Will Barack Obama turn out to be another FDR?
EIGHTEEN PRESIDENTIAL elections have taken place in the United States since Franklin Delano Roosevelt was swept into office promising a New Deal for a country that had spent more than two years mired in the Great Depression and had tired of the inaction of his Republican predecessor, Herbert Hoover.
FDR's actions in office may or may not have achieved his objective of getting the U.S. economy back on track, historians now suggesting the main economic stimulus was the Second World War, but it did succeed to the point where he won another three elections, prompting a constitutional amendment that now limits presidents to two terms in office.
Now, 76 years later, we have what looks remarkably like the first real sequel to the FDR triumph, in the election of Barack Obama as the country's first biracial president.
Although many see the Obama victory as proof that racism is dead in the U.S., we are inclined to think otherwise. As we see it, there was still enough latent racism to have assured John McCain of a victory despite the fact his predecessor as Republican leader, George W. Bush, had one of the lowest approval ratings since Mr. Hoover and Jimmy Carter, both of whom failed in their re-election attempts.
No, what really propelled Mr. Obama into the country's highest office was the economic turmoil that developed in the middle of the election campaign, and Mr. Obama's response to it.
In the circumstances, it will be most interesting to see not only what the new president does, but how it resonates in the media and among the general public.
Some thoughtful comment was offered last Friday by Richard Gwynn, the Toronto Star's senior political columnist.
In the column, he considered whether, in the present circumstances, Mr. Obama would become one of the great U.S. presidents.
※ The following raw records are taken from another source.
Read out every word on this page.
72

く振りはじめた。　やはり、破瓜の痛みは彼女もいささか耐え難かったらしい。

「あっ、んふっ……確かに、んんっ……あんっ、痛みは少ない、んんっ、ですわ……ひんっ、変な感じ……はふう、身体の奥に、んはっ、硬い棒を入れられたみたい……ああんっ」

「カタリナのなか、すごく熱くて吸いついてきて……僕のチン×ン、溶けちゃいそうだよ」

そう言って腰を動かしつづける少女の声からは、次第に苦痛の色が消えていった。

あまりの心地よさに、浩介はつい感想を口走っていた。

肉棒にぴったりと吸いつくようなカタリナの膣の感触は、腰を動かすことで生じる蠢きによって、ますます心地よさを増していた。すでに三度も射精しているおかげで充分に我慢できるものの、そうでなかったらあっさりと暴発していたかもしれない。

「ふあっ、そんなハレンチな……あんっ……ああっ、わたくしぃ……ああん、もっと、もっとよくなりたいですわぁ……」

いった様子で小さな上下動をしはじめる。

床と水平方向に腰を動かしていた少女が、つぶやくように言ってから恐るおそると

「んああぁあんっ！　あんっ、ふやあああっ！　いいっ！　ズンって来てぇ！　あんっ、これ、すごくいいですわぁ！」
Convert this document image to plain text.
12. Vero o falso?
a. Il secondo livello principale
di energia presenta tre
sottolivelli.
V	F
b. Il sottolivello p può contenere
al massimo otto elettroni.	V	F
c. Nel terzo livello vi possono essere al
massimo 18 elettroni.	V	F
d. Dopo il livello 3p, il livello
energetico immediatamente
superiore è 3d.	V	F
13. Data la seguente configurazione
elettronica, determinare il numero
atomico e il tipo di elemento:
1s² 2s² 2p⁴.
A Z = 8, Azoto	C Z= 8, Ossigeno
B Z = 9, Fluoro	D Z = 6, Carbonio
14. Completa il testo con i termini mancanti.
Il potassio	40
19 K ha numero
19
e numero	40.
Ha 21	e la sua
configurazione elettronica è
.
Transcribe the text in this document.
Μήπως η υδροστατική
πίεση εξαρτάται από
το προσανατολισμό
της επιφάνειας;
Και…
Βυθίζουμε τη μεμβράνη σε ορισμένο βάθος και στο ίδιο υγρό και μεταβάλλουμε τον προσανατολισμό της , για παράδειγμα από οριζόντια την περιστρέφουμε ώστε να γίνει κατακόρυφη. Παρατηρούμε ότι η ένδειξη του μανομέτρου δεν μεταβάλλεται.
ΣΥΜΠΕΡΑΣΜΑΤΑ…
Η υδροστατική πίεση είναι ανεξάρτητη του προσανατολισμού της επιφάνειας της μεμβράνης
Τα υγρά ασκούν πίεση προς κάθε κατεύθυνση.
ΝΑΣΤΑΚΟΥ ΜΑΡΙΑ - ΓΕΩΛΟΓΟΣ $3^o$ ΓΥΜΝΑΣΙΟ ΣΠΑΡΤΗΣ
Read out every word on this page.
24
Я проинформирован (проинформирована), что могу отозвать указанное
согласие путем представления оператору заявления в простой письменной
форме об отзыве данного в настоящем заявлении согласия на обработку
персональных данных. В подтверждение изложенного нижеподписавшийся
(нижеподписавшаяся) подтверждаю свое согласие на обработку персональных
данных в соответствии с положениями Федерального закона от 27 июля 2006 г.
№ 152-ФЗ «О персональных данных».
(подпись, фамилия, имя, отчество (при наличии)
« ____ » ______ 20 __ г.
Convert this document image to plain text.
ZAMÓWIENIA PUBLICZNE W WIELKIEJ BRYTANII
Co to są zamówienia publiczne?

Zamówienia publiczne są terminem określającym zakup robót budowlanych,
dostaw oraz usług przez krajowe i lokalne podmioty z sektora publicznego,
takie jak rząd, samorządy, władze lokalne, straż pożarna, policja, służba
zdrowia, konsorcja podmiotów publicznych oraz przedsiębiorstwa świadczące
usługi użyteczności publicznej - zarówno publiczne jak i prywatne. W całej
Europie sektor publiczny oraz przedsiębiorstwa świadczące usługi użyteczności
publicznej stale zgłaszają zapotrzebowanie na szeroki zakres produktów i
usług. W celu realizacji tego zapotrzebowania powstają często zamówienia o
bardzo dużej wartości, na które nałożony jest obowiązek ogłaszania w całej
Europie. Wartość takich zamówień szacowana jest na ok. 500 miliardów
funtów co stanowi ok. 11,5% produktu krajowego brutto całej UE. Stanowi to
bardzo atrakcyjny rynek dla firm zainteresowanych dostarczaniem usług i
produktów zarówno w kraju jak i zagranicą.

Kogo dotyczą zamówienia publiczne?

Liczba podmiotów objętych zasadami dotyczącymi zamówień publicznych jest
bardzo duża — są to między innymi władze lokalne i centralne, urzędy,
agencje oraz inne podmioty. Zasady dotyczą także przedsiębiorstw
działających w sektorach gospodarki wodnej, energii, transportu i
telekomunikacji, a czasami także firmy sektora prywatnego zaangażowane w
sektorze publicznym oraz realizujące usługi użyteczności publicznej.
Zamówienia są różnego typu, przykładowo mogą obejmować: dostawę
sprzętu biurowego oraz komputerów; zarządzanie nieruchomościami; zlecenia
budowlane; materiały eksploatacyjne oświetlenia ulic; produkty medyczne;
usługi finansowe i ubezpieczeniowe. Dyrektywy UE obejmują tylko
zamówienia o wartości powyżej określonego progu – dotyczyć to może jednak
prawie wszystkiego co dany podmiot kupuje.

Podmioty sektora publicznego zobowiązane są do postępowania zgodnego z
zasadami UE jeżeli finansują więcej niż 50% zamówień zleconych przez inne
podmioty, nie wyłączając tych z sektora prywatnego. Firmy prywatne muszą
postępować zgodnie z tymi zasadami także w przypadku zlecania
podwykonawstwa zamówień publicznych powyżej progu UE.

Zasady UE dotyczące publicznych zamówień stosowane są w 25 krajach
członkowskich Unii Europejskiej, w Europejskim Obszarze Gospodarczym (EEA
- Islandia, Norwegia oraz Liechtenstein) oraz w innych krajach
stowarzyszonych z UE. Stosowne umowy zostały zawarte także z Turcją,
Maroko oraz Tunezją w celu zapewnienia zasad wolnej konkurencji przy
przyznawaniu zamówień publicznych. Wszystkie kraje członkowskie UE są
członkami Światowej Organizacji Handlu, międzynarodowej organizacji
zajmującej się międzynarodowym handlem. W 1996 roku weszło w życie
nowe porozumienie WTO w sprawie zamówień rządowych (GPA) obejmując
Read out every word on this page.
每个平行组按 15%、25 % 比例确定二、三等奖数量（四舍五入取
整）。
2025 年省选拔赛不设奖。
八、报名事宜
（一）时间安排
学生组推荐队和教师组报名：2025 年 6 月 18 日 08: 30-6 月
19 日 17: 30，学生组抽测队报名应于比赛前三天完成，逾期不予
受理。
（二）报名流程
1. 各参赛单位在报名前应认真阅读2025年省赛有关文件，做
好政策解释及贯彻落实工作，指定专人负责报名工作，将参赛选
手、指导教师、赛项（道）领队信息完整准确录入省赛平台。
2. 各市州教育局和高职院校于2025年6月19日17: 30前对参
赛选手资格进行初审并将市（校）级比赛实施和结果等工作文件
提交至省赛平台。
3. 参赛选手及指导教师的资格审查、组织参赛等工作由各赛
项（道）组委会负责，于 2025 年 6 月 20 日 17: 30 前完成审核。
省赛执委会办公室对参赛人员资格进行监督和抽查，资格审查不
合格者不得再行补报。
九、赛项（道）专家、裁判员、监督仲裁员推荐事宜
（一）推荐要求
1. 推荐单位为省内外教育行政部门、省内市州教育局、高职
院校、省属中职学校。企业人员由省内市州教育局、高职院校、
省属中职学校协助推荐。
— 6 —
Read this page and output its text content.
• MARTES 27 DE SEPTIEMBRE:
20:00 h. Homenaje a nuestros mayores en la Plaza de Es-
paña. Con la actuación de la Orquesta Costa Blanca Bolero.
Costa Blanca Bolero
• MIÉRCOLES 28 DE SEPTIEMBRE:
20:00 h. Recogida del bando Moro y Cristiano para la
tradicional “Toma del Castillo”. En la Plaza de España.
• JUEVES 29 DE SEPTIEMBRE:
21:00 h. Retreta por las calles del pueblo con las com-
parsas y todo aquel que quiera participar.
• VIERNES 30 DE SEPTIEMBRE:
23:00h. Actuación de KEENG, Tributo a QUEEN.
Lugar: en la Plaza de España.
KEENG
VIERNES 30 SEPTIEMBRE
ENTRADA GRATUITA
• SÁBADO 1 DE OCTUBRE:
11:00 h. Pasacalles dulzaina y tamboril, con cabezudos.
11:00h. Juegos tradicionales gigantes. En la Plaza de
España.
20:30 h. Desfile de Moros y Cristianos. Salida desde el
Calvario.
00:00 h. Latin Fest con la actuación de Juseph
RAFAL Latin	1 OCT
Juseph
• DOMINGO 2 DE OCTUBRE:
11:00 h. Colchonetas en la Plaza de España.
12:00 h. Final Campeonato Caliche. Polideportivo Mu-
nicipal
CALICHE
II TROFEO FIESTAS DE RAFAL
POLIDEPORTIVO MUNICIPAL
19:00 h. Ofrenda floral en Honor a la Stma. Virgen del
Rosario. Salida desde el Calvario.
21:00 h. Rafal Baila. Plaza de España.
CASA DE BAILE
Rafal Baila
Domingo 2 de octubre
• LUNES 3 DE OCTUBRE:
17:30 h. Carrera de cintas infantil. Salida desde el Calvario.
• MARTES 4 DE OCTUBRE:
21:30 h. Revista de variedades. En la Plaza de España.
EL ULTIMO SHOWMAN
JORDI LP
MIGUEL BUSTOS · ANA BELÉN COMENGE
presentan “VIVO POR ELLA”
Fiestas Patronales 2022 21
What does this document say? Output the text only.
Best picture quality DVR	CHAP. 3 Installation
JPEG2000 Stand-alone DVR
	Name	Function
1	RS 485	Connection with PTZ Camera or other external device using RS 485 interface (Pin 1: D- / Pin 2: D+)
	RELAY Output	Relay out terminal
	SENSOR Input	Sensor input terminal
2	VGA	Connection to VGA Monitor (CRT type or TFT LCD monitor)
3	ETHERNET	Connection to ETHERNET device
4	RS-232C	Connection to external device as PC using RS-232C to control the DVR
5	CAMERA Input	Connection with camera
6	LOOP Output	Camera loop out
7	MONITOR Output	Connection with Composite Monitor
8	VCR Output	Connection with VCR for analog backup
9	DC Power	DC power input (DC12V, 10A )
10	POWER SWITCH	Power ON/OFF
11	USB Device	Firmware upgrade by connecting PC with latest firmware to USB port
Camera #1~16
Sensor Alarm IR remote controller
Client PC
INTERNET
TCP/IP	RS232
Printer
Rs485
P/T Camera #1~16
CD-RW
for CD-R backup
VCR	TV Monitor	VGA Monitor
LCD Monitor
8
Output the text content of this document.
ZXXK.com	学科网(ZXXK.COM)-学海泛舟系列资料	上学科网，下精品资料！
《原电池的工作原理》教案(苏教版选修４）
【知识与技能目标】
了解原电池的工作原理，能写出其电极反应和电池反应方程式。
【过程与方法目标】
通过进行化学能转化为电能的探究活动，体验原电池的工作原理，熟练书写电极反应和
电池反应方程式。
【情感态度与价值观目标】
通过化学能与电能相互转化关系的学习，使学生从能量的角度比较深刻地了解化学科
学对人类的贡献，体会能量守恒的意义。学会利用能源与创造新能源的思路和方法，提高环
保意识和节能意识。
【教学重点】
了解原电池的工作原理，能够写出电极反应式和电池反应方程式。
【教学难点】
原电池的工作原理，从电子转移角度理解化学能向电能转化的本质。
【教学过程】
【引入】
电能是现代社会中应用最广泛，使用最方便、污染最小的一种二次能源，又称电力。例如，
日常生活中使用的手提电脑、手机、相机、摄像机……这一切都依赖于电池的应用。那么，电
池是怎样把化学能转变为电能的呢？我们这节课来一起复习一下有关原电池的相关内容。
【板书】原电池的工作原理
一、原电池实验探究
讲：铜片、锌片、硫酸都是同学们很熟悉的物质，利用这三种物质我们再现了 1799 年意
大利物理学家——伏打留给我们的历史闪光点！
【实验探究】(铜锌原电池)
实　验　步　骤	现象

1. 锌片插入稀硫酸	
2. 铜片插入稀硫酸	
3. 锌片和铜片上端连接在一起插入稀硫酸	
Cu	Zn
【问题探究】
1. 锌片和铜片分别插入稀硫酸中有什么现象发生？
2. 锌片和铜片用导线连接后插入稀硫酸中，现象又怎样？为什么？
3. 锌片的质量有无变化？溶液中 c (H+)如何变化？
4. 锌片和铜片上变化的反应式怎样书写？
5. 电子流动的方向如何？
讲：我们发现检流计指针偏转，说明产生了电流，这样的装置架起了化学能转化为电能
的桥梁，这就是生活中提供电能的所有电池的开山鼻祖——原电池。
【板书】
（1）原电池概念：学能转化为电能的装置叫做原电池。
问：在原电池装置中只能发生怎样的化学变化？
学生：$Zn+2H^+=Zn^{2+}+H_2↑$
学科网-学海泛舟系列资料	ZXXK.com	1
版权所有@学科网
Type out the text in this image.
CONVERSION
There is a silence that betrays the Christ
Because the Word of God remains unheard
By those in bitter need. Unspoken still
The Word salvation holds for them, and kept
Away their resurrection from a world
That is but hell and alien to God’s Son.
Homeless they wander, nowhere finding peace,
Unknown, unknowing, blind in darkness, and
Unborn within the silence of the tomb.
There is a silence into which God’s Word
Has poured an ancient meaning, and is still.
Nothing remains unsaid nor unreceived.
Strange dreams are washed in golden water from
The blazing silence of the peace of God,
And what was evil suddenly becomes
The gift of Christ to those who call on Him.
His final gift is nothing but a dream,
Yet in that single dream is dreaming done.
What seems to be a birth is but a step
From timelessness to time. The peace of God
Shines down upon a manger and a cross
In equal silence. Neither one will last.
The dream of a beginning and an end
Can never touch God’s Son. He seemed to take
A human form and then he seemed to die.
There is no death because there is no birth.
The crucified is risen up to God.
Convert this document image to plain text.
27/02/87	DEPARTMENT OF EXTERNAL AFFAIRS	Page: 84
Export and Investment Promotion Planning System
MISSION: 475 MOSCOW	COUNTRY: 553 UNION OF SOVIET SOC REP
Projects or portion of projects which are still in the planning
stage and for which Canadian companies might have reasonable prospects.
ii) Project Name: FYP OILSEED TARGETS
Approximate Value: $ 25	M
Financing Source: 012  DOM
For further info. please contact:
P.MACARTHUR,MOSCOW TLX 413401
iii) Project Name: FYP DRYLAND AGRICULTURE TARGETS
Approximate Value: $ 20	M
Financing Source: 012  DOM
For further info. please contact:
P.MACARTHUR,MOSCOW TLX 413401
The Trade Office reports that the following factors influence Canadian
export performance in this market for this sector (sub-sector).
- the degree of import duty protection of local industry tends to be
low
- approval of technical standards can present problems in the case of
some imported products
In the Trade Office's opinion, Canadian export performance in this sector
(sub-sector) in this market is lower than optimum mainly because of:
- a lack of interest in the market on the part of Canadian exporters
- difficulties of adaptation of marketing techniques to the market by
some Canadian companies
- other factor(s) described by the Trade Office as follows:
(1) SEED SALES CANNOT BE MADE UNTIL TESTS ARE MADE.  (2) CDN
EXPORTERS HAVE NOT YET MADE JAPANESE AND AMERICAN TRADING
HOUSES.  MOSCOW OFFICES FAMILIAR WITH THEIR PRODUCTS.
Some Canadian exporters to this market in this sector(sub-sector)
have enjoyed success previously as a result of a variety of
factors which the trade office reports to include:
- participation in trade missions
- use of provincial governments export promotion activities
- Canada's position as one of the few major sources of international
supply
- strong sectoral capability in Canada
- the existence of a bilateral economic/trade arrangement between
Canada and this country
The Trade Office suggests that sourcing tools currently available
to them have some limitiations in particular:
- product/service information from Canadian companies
"It's entirely possible that Barack Obama will go on to become one of the great presidents of the United States, perhaps even in the same category, if not personally, at the same level as Abraham Lincoln and Franklin D. Roosevelt," he opined.
"He has an opportunity to be great rather than merely good or competent because, as was the case with Lincoln and Roosevelt, he will start his presidency at a time when the United States — mired down in two wars, deeply in debt, struggling to escape from a financial crisis — desperately needs a great leader.
"Being the right person isn't enough in itself, therefore. It's necessary also to be that at the right time."
He went on to observe that Mr. Obama also has specific characteristics of greatness. "He's an outstanding orator and therefore has the ability to inspire people and to mobilize them in some grand cause.
"He's highly intelligent, with a mind as capacious and as quick as that of Bill Clinton. He's exceptionally well organized, as he showed by his unusually smooth and skilled campaigns for the Democrat presidential nomination and for the presidency itself.
"He's also a very cool guy, retaining his calm under almost every circumstance. In fact, this can be an ambiguous quality. Cool can distance him from people, making him seem standoffish and impersonal. But it's a great gift to have during any crisis."
The column went on to observe that it was also possible that he will be a disappointment, noting his lack of experience, particularly when it comes to foreign policy. "He's never run any large organization. His legislative record during his pre-campaign two years in the Senate was worrisomely thin."
Mr. Gwynn reasoned that unless economic conditions improve quickly, the pain and fear that many will be suffering "will quickly sour the nation's mood from today's euphoria."
There would be no easy exit from Iraq, and although most of the world has welcomed the Obama victory ecstatically, and everyone claims to support the multilateralism that he favours, each country would inevitably put its own interests first.
But the president-elect had "already caused people to rise above easy cynicism and to dare again to hope. ... Because of him, relations between blacks and whites in America will never be the same again. From now on there will be a presumption of equality between them even if, as is inevitable, there will still be many racial tensions and setbacks and misunderstandings."
The column concluded with an observation that Mr. Obama has "reminded everyone — both his fellow Americans and the rest of the world — that for all its exceptional faults, and perhaps even because of them, the U.S. possesses unique virtues.
"It possesses virtues that are genuinely great. Most certainly, it now possesses Obama."
It will be interesting, indeed, to see how quickly the new president moves in the areas he has identified as his top priorities, most of which are interrelated: the economic mess, Iraq, health care and tax reform.
Although a quick exit from Iraq might be seen as saving $10 billion a month, that could be largely offset by sending more troops to Afghanistan. And however desperate the need is to provide the universal health care we've enjoyed for four decades, achieving it will be awfully costly.
In the circumstances, he would probably be well advised to ask the Democrat-controlled Congress to restore the tax rates of the Clinton era, which would eventually translate into budget surpluses as the economy improved.
But politicians everywhere dread the word "tax," unless it's followed by "cut."